Allen Johnson Jr | Grandson of Coca-Cola United founder – debuts Blackwater Novels
Author Allen Johnson Jr debuts Blackwater Novels
Allen Johnson Jr., grandson to Crawford Johnson founder of Coca-Cola Bottling Company United, debuts his Blackwater Novels with the January 1 release of My Brother’s Story.
Allen, who writes for young people, served on the board of Coca-Cola United for 41 years. Johnson, who’s grandfather was a pioneer bottler, says the Blackwater Novels reflect the way he grew up outside of Birmingham Alabama, in the 1940s.

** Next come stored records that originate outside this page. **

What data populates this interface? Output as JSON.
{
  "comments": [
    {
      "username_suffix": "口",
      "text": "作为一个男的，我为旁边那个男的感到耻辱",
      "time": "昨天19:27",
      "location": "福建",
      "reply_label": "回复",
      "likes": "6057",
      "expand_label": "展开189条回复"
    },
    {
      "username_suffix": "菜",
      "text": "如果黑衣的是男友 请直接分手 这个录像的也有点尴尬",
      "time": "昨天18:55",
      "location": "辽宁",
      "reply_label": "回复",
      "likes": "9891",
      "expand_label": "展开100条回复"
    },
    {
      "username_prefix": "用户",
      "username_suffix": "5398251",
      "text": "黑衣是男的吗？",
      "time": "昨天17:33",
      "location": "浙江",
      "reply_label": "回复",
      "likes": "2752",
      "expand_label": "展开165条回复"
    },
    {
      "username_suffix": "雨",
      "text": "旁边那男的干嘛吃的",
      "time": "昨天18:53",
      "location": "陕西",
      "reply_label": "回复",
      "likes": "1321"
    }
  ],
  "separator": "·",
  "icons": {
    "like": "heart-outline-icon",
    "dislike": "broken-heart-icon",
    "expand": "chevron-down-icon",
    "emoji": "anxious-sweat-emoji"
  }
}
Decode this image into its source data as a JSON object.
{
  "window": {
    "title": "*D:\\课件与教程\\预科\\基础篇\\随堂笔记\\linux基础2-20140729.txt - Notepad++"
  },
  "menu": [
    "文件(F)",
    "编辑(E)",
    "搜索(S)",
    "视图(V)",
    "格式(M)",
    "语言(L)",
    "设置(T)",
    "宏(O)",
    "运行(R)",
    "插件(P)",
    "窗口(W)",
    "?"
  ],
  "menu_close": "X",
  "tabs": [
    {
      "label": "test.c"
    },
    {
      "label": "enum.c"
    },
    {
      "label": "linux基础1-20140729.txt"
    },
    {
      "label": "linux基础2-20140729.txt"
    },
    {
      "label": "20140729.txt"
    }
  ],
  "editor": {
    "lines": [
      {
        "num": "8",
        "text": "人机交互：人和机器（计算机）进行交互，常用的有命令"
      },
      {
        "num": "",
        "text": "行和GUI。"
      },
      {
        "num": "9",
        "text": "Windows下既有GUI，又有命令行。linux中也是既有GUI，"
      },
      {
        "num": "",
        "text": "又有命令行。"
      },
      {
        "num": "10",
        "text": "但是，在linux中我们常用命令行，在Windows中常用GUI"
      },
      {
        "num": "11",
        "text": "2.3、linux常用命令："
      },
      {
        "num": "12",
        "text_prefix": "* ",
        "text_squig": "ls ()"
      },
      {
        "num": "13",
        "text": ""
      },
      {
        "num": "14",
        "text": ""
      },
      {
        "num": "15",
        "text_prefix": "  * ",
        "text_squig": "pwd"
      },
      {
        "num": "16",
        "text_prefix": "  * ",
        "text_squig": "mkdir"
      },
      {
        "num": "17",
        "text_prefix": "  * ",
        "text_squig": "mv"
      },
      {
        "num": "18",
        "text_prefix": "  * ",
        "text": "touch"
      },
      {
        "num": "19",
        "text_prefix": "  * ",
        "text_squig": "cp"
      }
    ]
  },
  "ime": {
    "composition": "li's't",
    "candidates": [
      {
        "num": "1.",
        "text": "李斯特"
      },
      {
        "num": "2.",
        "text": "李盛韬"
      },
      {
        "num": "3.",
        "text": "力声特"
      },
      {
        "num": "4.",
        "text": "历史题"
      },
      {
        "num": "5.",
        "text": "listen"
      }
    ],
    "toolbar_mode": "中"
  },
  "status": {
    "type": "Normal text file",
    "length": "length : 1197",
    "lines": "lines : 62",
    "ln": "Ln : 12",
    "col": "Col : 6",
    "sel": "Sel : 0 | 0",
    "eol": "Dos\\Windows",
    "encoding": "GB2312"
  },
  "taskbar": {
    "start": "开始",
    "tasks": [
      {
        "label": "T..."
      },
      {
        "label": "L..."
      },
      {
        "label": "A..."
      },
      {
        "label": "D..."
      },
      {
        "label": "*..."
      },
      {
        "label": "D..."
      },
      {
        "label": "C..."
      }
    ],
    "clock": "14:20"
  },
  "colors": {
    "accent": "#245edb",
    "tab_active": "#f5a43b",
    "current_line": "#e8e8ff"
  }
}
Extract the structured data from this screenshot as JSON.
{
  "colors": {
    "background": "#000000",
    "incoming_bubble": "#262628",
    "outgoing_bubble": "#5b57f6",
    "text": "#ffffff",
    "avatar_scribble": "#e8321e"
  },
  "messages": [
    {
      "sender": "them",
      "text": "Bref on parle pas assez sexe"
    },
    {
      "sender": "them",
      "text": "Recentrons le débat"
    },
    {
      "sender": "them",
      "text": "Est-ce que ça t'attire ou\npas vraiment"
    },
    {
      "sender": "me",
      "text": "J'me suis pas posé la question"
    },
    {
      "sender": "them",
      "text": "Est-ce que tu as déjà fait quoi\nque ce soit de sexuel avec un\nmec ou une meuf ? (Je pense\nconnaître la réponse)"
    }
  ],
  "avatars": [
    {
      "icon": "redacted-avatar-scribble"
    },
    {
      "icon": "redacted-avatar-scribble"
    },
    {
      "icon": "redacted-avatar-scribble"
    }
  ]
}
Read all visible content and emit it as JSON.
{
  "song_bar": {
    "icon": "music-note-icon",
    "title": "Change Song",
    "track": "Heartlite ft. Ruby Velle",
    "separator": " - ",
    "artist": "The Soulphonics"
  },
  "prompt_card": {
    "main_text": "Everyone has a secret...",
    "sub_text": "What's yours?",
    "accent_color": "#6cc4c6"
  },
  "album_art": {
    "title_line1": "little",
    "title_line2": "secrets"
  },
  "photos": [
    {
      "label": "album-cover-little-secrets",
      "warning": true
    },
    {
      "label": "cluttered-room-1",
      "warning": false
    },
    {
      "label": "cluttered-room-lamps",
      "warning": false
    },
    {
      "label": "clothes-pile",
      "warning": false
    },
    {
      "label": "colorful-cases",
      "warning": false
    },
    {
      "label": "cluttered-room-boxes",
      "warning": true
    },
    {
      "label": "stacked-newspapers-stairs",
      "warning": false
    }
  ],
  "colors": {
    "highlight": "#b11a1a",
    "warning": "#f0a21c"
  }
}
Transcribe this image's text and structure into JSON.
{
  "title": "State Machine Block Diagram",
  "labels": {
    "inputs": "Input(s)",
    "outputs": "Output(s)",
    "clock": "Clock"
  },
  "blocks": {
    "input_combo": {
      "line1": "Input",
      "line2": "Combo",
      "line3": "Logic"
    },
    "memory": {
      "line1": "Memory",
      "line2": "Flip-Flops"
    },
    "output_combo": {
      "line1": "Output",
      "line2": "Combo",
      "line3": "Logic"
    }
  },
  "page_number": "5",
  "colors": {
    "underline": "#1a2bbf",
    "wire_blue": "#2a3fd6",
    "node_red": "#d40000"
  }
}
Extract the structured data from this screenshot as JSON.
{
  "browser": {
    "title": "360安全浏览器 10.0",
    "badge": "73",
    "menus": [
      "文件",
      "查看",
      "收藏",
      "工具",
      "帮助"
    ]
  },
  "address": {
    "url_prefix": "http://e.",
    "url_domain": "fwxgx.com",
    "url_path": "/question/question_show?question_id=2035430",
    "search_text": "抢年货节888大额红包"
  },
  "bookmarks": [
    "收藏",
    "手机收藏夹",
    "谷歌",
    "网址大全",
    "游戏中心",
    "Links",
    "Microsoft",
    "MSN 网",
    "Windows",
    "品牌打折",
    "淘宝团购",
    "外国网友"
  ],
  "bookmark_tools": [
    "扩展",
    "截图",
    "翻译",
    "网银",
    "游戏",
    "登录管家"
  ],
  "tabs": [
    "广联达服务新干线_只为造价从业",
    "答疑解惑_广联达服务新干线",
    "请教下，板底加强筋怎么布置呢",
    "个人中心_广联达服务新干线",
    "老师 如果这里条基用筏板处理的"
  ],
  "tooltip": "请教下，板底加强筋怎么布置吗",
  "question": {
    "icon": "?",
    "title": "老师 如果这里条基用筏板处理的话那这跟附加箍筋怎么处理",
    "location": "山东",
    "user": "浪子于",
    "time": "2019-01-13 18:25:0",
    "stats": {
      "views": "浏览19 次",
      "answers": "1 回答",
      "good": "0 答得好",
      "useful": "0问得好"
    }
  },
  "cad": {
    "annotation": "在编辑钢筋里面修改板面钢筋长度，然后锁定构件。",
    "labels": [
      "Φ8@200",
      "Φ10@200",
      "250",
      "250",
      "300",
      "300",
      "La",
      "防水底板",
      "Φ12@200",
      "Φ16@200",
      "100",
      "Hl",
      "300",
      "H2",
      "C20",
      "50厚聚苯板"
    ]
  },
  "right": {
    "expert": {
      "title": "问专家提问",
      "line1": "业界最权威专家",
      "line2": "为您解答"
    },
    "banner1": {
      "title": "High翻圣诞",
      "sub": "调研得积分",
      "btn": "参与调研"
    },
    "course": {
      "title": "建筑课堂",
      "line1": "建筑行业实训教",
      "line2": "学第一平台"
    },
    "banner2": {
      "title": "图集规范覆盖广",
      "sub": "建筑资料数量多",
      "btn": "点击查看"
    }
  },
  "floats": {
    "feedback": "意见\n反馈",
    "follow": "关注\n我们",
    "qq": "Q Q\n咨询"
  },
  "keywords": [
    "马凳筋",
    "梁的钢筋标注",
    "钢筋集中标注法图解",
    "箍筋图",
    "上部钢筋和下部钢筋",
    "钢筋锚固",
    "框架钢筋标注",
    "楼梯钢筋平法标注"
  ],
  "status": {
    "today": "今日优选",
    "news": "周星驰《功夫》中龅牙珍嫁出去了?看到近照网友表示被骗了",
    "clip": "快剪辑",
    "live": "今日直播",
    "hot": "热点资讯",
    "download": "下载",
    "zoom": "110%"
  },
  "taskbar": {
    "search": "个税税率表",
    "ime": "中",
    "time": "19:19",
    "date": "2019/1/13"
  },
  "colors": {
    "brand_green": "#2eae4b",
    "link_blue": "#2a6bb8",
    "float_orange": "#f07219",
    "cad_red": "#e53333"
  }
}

“Boyhood was a verb, in my day,” he says. “After chasing, wrestling and exploring in the woods, we would come in and guzzle three or four six-and-a-half ounce Co’Colas, as we call them in the South. When I was a boy, we had no problem with obesity. We didn’t have time for it. We we’re always on the move and needed every calorie we could get!” – Allen Johnson Jr.
“Co’Colas are featured in all of the Blackwarter Novels,” Johnson says.
The Blackwater Novels are set in the 1930s along the Blackwater River and Blackwater Swamp, near the fictional town of Turpentine, Georgia, and in the countryside near Birmingham, Alabama. Explore the magic and mystery of nature . . . hear the critters in the swamp, sleep in a treehouse, find a hidden grave, and sleep on an island by the embers of a campfire. Get in trouble with the twins when they shoot green tomatoes in a giant slingshot, and dynamite a toilet with a cherry bomb. Join Linc, Sheriff Clyde and Dr. Mason when they confront the poisonous nest of snakes called the Ku Klux Klan, and Henry Granger’s evil presence in the dead house.
AUTHOR: Allen Johnson Jr.
My daughter April, who is currently making a documentary film, lives nearby in Seattle, and my first son, Colby, a filmmaker, lives in New Orleans. (I have to wonder if a gene for filmmaking runs in my family!) At the age of seventy-seven, I now pursue my two passions: writing and jazz guitar.
I was born and raised outside of Birmingham, Alabama. You can take a Southerner out of the South, but you can’t take the South out of a Southerner!
As a boy I had the good fortune of growing up with the space and freedom to be outside, have adventures, explore, and get into trouble. A boy’s purpose in life is to play, and the tantalizing possibility of getting into trouble added spice to that purpose.
I was also blessed with a rich heritage of storytelling from the members of my wonderful, extended Southern family. I share some of my family stories in the Blackwater Novels.
My boyhood in the South and my college years at the University of Alabama also gave me first-hand experience of the good people coming together with love to help each other and to confront racial hatred.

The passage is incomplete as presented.